A Text-Mining Framework for Supporting Systematic Reviews.

Systematic reviews (SRs) involve the identification, appraisal, and synthesis of all relevant studies for focused questions in a structured reproducible manner. High-quality SRs follow strict procedures and require significant resources and time. We investigated advanced text-mining approaches to reduce the burden associated with abstract screening in SRs and provide high-level information summary. A text-mining SR supporting framework consisting of three self-defined semantics-based ranking metrics was proposed, including keyword relevance, indexed-term relevance and topic relevance. Keyword relevance is based on the user-defined keyword list used in the search strategy.
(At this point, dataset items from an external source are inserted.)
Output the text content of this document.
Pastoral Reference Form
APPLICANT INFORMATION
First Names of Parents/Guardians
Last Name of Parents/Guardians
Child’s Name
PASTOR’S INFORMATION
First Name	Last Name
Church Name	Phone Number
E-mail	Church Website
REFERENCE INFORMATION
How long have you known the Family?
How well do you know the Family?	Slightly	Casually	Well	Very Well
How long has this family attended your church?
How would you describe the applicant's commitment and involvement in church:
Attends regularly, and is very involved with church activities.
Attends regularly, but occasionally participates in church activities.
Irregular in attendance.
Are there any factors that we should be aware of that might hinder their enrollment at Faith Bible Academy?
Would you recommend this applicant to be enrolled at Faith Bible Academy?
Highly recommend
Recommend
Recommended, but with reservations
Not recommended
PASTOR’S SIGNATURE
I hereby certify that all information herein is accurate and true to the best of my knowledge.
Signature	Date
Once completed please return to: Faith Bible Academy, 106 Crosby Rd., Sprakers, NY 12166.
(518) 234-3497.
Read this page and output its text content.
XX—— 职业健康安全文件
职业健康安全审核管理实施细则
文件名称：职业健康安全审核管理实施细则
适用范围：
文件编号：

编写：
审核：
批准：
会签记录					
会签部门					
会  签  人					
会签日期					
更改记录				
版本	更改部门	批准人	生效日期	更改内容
Indexed-term relevance is derived from indexed vocabulary developed by domain experts used for indexing journal articles and books. Topic relevance is defined as the semantic similarity among retrieved abstracts in terms of topics generated by latent Dirichlet allocation, a Bayesian-based model for discovering topics. We tested the proposed framework using three published SRs addressing a variety of topics (Mass Media Interventions, Rectal Cancer and Influenza Vaccine). The results showed that when 91.8%, 85.7%, and 49.3% of the abstract screening labor was saved, the recalls were as high as 100% for the three cases; respectively. Relevant studies identified manually showed strong topic similarity through topic analysis, which supported the inclusion of topic analysis as relevance metric. It was demonstrated that advanced text mining approaches can significantly reduce the abstract screening labor of SRs and provide an informative summary of relevant studies.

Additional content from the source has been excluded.